Bei einem schweren Seilbahnunglück über dem Rettenbachferner im österreichischen Sölden kamen am Montag Nachmittag neun Menschen ums Leben, darunter sechs Kinder zwischen elf und 13 Jahren. Bei den Todesopfern handelt es sich um eine Frau, zwei Männer, vier Mädchen und zwei Jungen aus Baden-Württemberg und Bayern, die Berichten zufolge zum Skitraining ins Ötztal nach Tirol gekommen waren. Weitere schwer verletzte Personen wurden in die Universitätsklinik Innsbruck geflogen.

Hubschrauber löst Unglück aus
Ein Transporthubschrauber, der nach Informationen der Seilbahnbetreiber Material zu einer Baustelle an der Bergstation Schwarze Schneid fliegen sollte, löste das bis dato schwerste Seilbahnunglück der Geschichte in den österreichischen Alpen aus. Als sich der Hubschrauber rund 200 Meter über der Seilbahn befand, verlor er einen 750 Kilogramm schweren Betonkübel, der mit voller Wucht auf das Gondelseil und anschließend auf eine der Gondeln prallte. Die Kabine wurde sofort aus der Verankerung gerissen und stürzte in die Tiefe. Drei der fünf Insassen starben. Aufgrund des heftigen Aufpralls gerieten zwei weitere Kabinen in Schwingungen und außer Kontrolle. Mehrere Insassen wurden durch die Fenster hinausgeschleudert, sechs von ihnen überlebten den Absturz nicht. Den Angaben zufolge wurden sieben Menschen mit zum Teil schwersten Knochenbrüchen ins Krankenhaus geflogen.

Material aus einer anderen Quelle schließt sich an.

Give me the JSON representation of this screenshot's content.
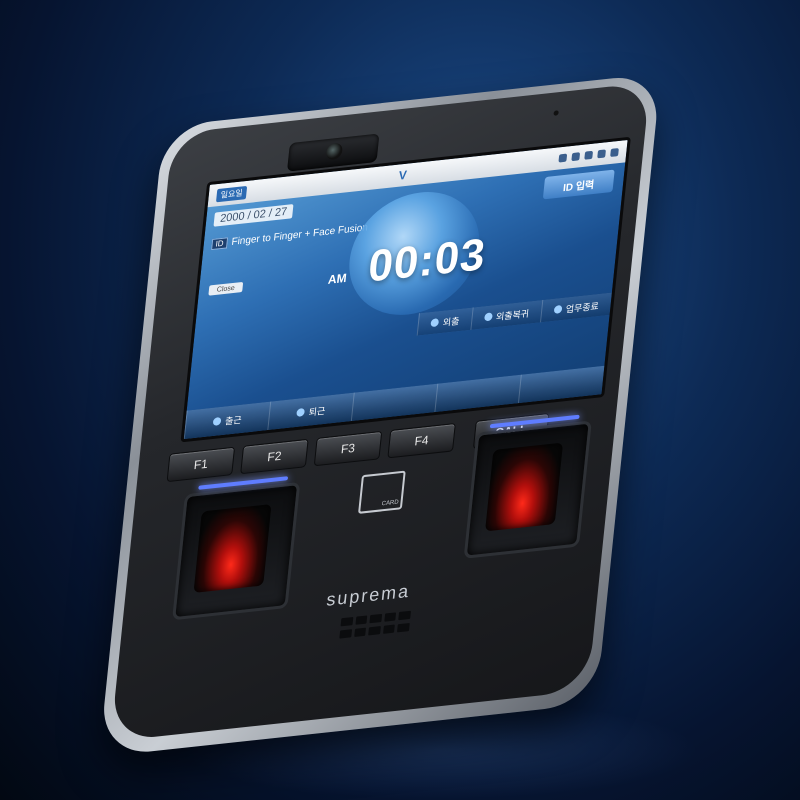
{
  "screen": {
    "date": "2000 / 02 / 27",
    "status_tag": "일요일",
    "id_button": "ID 입력",
    "mode_tag": "ID",
    "auth_mode": "Finger to Finger + Face Fusion",
    "small_button": "Close",
    "ampm": "AM",
    "time": "00:03",
    "side_functions": [
      "외출",
      "외출복귀",
      "업무종료"
    ],
    "bottom_functions": [
      "출근",
      "퇴근"
    ]
  },
  "keys": [
    "F1",
    "F2",
    "F3",
    "F4",
    "CALL"
  ],
  "card_label": "CARD",
  "brand": "suprema",
  "colors": {
    "background": "#0d2a55",
    "screen": "#2e6fb4",
    "sensor_glow": "#ff2a1a",
    "led": "#5f7dff"
  }
}
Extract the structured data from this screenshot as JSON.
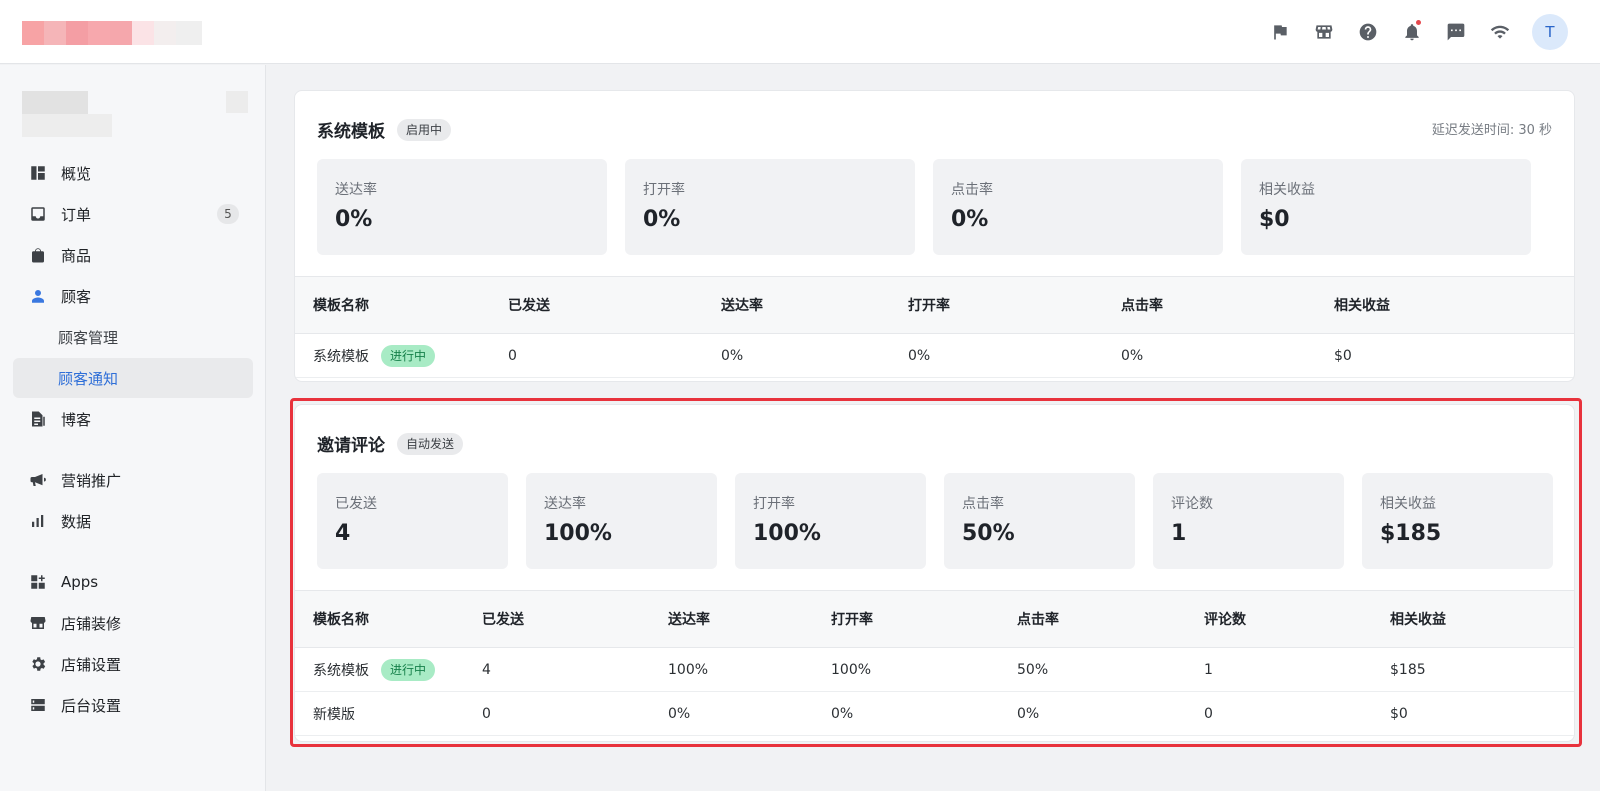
{
  "topbar": {
    "icons": [
      "flag-icon",
      "store-icon",
      "help-icon",
      "bell-icon",
      "chat-icon",
      "wifi-icon"
    ],
    "avatar_initial": "T"
  },
  "sidebar": {
    "items": [
      {
        "label": "概览",
        "icon": "dashboard-icon"
      },
      {
        "label": "订单",
        "icon": "inbox-icon",
        "count": "5"
      },
      {
        "label": "商品",
        "icon": "shopping-bag-icon"
      },
      {
        "label": "顾客",
        "icon": "person-icon"
      },
      {
        "label": "顾客管理"
      },
      {
        "label": "顾客通知"
      },
      {
        "label": "博客",
        "icon": "blog-icon"
      },
      {
        "label": "营销推广",
        "icon": "megaphone-icon"
      },
      {
        "label": "数据",
        "icon": "bar-chart-icon"
      },
      {
        "label": "Apps",
        "icon": "apps-icon"
      },
      {
        "label": "店铺装修",
        "icon": "store-icon"
      },
      {
        "label": "店铺设置",
        "icon": "gear-icon"
      },
      {
        "label": "后台设置",
        "icon": "server-icon"
      }
    ]
  },
  "system_template": {
    "title": "系统模板",
    "tag": "启用中",
    "delay": "延迟发送时间: 30 秒",
    "stats": [
      {
        "label": "送达率",
        "value": "0%"
      },
      {
        "label": "打开率",
        "value": "0%"
      },
      {
        "label": "点击率",
        "value": "0%"
      },
      {
        "label": "相关收益",
        "value": "$0"
      }
    ],
    "table": {
      "headers": [
        "模板名称",
        "已发送",
        "送达率",
        "打开率",
        "点击率",
        "相关收益"
      ],
      "rows": [
        {
          "name": "系统模板",
          "status": "进行中",
          "cells": [
            "0",
            "0%",
            "0%",
            "0%",
            "$0"
          ]
        }
      ]
    }
  },
  "review_invite": {
    "title": "邀请评论",
    "tag": "自动发送",
    "stats": [
      {
        "label": "已发送",
        "value": "4"
      },
      {
        "label": "送达率",
        "value": "100%"
      },
      {
        "label": "打开率",
        "value": "100%"
      },
      {
        "label": "点击率",
        "value": "50%"
      },
      {
        "label": "评论数",
        "value": "1"
      },
      {
        "label": "相关收益",
        "value": "$185"
      }
    ],
    "table": {
      "headers": [
        "模板名称",
        "已发送",
        "送达率",
        "打开率",
        "点击率",
        "评论数",
        "相关收益"
      ],
      "rows": [
        {
          "name": "系统模板",
          "status": "进行中",
          "cells": [
            "4",
            "100%",
            "100%",
            "50%",
            "1",
            "$185"
          ]
        },
        {
          "name": "新模版",
          "status": "",
          "cells": [
            "0",
            "0%",
            "0%",
            "0%",
            "0",
            "$0"
          ]
        }
      ]
    }
  },
  "colors": {
    "accent": "#2f6fd8",
    "highlight_border": "#e8323c",
    "status_green_bg": "#a8ebc5"
  }
}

Menschen können nur per Helikopter geborgen werden
Nach Aussage des Chefs der Leitstelle des Bundeslandes Tirol befand sich die Unglücksstelle in rund 2.800 Metern Höhe im Schnee. Augenzeugen, die sich in den anderen Gondeln befanden, alarmierten per Handy den Notruf. Zwölf Hubschrauber, 35 Sanitäter und mehrere Notärzte waren im Rettungseinsatz. Zum Zeitpunkt des Unfalls befanden sich insgesamt 35 Menschen in den sechs Kabinen, davon 16 in den verunglückten Gondeln. Ein Kriseninterventionsteam vom Roten Kreuz betreut derzeit die Angehörigen der Opfer.

Staatsanwaltschaft ermittelt
Derzeit ist unklar, ob sich das schwere Betonteil durch technisches oder menschliches Versagen lösen konnte. Der Befestigungshaken könne mechanisch oder elektrisch ausgeklinkt werden, wie Roy Knaus, Leiter der Salzburger Hubschrauberfirma, mitteilte. Der Hubschrauberpilot stehe unter Schock und habe keine Erklärung, wie es zu dem Unglück gekommen sei. Eine Gerichtskommision führt nun weitere Untersuchungen durch, Austrocontrol und die Staatsanwaltschaft sind ebenfalls eingeschaltet.

Zweiter Unfall nach 2004
Bereits im letzten Jahr ereignete sich ein Zwischenfall an der Bahn auf den 3.309 Meter hohen Schwarzen Schneid, der jedoch keine Personenschäden verursachte. Eine leere, talabwärtsfahrende Gondel hatte sich im Steuerseil verhakt und war anschließend abgestürzt. 113 Fahrgäste mussten daraufhin aus stecken gebliebenen Gondeln abgeseilt werden. Nach einer behördlichen Verfügung sollte das Steuerseil der Bahn nach diesem Vorfall weiter von den Gondeln entfernt neu verlegt werden. Der Hubschrauber, der das jetzige, tragische Unglück auslöste, sei zu den entsprechenden Baumaßnahmen auf dem Weg gewesen.

Skigruppen aus Süddeutschland?
Zum Teil widersprechen sich die Meldungen über die Herkunft der Opfer: Drei Erwachsene sollen aus Oberbayern, die sechs Kinder aus Baden-Württemberg kommen, berichtet www.tagesschau.de und beruft sich dabei auf www.br-online.de und www.swr.de. Danach gehörten die Verunglückten zu zwei Skigruppen, die am Gletscher trainierten.